Politics

Red Cross to monitor Canada's immigration detention centres

The federal government has signed a contract with the Canadian Red Cross for the monitoring of immigration detention centres to ensure they comply with domestic and international standards, Public Safety Minister Ralph Goodale announced Thursday.

Agency's monitoring since 1999 called 'useless' in improving conditions

The Canadian Red Cross has monitored holding centres for Canada’s immigration detainees since 1999, to ensure the conditions are in compliance with both domestic standards and Canada's international obligations. (Peter Macdiarmid/Getty Images)

The federal government has signed a contract with the Canadian Red Cross for the monitoring of immigration detention centres to ensure they comply with domestic and international standards, Public Safety Minister Ralph Goodale announced Thursday.

The two-year contract between the Canada Border Services Agency (CBSA) and the CRC will include regular visits throughout the year to detention facilities where immigration detainees are held, the government said.

This is the first time the CRC's monitoring program has received core funding from the federal government.

The aim of the program is to increase the number of detainee visits each year, requiring the CRC to conduct up to 86 site visits annually, primarily focusing on the most vulnerable, including unaccompanied minors and individuals with medical and mental health conditions, Goodale said.

There are about 325 to 425 individuals detained under the Immigration and Refugee Protection Act at any given time, according to government statistics.

"The Canadian Red Cross Detention Monitoring Program aims to contribute to an environment in which all people who are detained in Canada under the Immigration and Refugee Protection Act are treated humanely and are held in accordance with national and international standards," Conrad Sauvé, president and CEO of the Canadian Red Cross, said in a statement.

"As a neutral, impartial and independent humanitarian organization, ongoing access to facilities and detainees is essential in carrying out our mandate to monitor conditions of detention."

'Not an improvement'

However, Toronto-based immigration lawyer Barbara Jackman slammed the CRC's past record as "useless." The CRC has been carrying out monitoring of immigration detention centres since 1999.

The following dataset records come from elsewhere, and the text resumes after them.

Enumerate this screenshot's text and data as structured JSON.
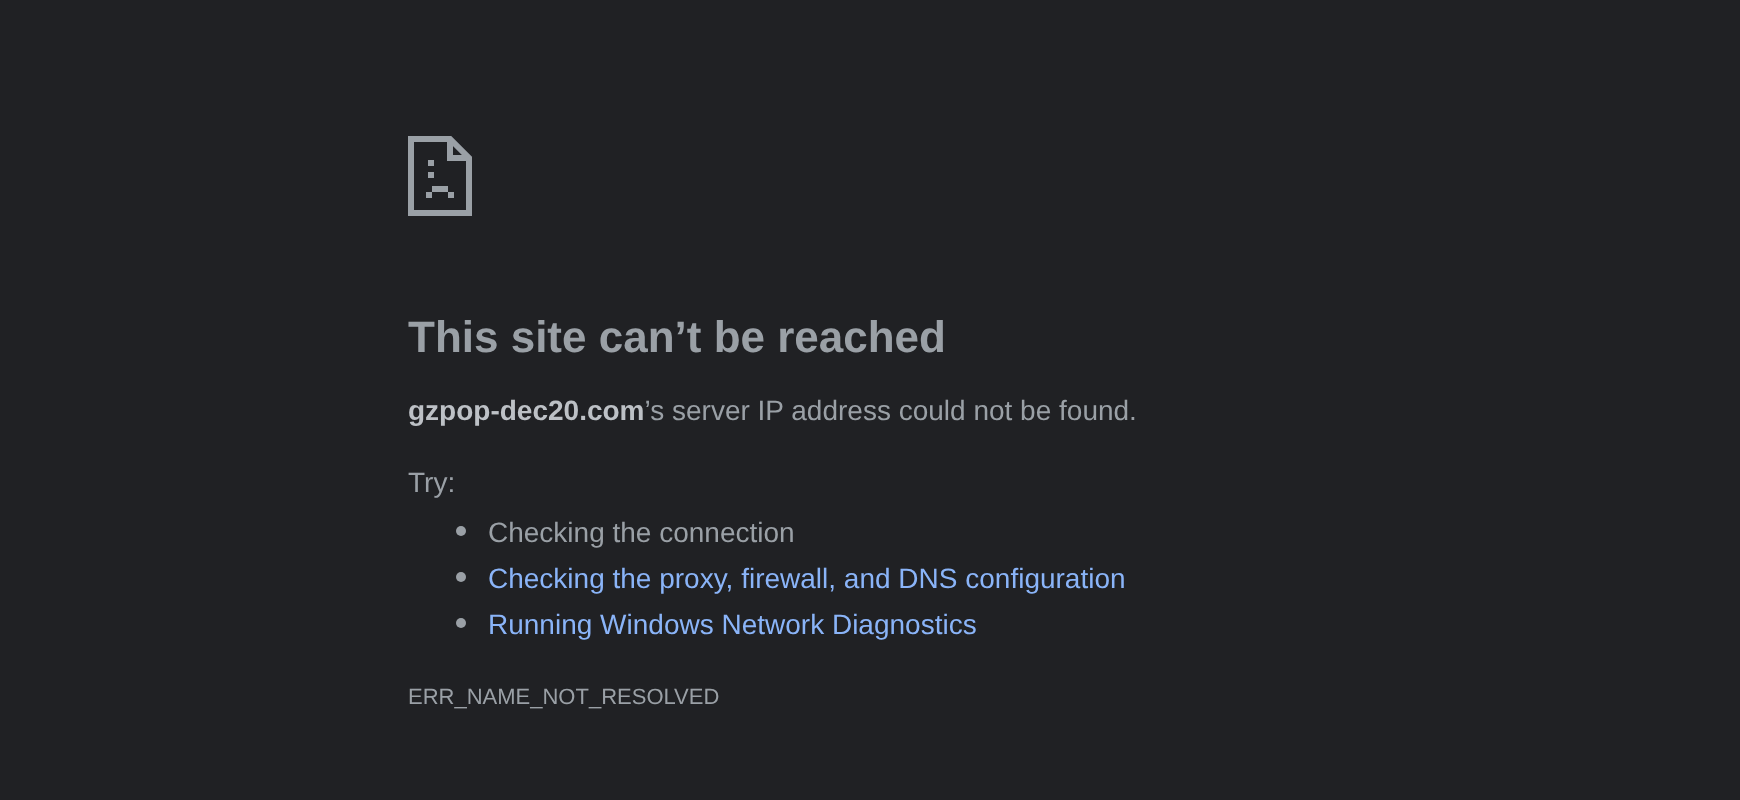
{
  "heading": "This site can’t be reached",
  "message": "**gzpop-dec20.com**’s server IP address could not be found.",
  "suggestions_label": "Try:",
  "suggestions": [
    {
      "kind": "text",
      "label": "Checking the connection"
    },
    {
      "kind": "link",
      "label": "Checking the proxy, firewall, and DNS configuration"
    },
    {
      "kind": "link",
      "label": "Running Windows Network Diagnostics"
    }
  ],
  "error_code": "ERR_NAME_NOT_RESOLVED"
}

"Their monitoring was secret – they never published the results, and the conditions in the jails have been atrocious and the Red Cross did nothing, from what we could see, and did not speak up," Jackman said.

"I don't see how this will change anything. It is using the Red Cross, because it is a known humanitarian organization, to make the CBSA look better without doing anything. It is not an improvement, much less a solution."

In a statement to CBC News received on Saturday, a spokesman for the CRC said his organization has always raised its findings and recommendations with authorities in a variety of ways.

As part of the new agreement, the CRC's annual report on its monitoring activities will be published, alongside an action plan from the CBSA to respond to its recommendations. 

The contract will cost Canadian taxpayers about $1.14 million over two years and could be extended for a third year, Goodale said.

"This partnership with the Canadian Red Cross will provide enhanced, trusted monitoring of immigration detention, strengthening its accountability and effectiveness," the minister insisted.

According to government statistics, over the last five years, immigration detentions have dropped by 28.5 per cent while the number of foreign nationals travelling to Canada has increased by 23.6 per cent.

Last August, following a spate of hunger strikes at immigration detention centres, Goodale announced that the federal government will invest $138 million to make improvements to the country's immigration detention system.